The wine (this one from the 2010 vintage) is a blend of mostly Syrah and a hint (2%) of Cabernet Sauvignon, the grapes coming from Columbia Valley, and made the Giant Wine Co. in Washington State.
It was the branding that initially got me as it sometimes does: a cool name, a producer that had had some mystique with me (Giant Wine Co. is a collaboration of Chris Gorman of Gorman Winery and Mark Ryan McNielly of Mark Ryan Winery) of Woodinville, Washington (a stone’s throw from Seattle), and the intial experience was positive enough, a fruit-driven Syrah with plush tannins that had good staying power through the first hour, and then something happened.

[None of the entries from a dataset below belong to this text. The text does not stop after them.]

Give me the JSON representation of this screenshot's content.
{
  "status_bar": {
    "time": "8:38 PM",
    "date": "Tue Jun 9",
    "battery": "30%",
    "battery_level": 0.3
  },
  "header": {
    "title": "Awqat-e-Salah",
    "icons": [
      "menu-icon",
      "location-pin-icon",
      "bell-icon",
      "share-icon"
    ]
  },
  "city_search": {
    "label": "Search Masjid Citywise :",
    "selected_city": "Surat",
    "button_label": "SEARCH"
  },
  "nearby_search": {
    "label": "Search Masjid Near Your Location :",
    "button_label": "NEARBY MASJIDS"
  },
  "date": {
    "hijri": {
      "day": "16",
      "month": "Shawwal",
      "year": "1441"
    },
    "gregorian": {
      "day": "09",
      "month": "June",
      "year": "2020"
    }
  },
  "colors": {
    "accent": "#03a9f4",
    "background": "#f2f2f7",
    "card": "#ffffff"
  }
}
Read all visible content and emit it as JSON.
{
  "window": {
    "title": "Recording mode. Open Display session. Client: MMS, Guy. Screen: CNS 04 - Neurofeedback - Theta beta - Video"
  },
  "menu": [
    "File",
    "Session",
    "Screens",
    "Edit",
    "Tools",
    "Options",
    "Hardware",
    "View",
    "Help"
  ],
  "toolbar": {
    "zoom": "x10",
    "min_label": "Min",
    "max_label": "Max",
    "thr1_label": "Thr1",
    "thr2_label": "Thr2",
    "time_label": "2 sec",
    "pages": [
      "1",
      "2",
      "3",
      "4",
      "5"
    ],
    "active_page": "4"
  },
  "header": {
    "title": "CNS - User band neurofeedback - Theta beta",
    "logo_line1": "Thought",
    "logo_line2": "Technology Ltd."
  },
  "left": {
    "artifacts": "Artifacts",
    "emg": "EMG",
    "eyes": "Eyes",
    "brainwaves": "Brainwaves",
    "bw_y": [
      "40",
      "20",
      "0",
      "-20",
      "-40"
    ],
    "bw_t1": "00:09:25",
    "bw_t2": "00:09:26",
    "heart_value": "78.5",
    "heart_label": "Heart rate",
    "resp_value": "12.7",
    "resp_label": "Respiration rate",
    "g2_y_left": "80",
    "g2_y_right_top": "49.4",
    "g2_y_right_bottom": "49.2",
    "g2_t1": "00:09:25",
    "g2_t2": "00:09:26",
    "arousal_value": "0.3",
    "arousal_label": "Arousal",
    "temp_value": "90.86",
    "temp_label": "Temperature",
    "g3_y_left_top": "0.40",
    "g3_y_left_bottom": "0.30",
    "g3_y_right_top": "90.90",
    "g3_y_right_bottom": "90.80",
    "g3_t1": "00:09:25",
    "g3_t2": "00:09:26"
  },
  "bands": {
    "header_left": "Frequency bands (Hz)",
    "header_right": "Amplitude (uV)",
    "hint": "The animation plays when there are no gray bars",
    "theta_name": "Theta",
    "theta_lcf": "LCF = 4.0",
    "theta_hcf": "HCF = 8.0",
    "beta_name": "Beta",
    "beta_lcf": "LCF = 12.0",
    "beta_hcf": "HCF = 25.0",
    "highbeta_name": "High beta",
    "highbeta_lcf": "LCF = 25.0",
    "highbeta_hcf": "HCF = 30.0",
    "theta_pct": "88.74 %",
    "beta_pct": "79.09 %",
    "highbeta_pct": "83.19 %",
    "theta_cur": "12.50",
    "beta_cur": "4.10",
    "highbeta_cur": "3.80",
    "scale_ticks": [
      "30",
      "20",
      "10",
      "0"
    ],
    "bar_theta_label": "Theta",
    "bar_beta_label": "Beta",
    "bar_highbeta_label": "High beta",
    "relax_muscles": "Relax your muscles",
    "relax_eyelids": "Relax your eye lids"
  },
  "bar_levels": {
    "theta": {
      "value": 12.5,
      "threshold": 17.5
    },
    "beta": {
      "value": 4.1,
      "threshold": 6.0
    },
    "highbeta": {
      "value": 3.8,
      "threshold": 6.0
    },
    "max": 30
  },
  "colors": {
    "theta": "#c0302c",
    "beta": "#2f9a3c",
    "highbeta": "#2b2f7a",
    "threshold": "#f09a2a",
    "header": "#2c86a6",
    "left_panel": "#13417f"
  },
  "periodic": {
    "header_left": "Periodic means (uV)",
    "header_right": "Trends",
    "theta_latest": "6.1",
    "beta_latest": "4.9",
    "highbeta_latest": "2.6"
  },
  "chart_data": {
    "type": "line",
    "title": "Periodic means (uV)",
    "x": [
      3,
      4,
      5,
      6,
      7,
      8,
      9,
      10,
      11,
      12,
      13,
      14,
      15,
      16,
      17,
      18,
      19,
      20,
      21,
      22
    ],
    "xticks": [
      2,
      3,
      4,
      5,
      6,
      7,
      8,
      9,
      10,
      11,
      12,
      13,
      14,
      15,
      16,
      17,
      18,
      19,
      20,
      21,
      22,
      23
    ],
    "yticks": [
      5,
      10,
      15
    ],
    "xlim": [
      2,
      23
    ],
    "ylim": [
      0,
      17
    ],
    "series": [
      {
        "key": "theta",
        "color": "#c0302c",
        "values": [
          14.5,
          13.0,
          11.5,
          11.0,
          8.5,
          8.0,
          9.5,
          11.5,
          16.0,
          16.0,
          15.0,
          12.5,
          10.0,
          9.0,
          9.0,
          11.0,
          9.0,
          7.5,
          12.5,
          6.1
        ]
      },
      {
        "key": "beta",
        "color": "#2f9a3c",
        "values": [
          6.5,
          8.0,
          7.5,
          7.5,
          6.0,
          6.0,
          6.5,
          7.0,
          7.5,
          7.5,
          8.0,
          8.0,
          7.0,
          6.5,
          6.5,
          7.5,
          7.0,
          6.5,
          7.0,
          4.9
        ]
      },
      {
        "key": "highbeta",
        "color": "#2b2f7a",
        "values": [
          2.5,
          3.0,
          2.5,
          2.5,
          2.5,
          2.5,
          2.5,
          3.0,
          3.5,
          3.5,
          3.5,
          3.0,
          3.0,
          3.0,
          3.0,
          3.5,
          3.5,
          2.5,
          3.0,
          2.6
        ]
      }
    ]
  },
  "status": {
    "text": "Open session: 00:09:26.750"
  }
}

It opened up in that way any wine lover who’s been around long enough knows; finally with having gotten enough air, something is released, and the mundane just became interesting. It doesn’t always hang around long either, though with the ghost here, it lasted through to the bottom of the bottle. Like enjoying a quiet evening, and then suddenly there’s a shooting star. You didn’t expect it, and that’s what makes it so great. And what was it? Something softer, sweeter even, but really nothing like I’d ever whiffed in a red before.
I had trouble pinning it down myself amidst the blackberries and cola notes, but there it was: meringue. Sort of toasty, sort of sweet in that way that only fresh-baked meringue is. A little wow moment. This is why I love wine, it never ceases to surprise me, and does so sometimes at the most unpredictable moment.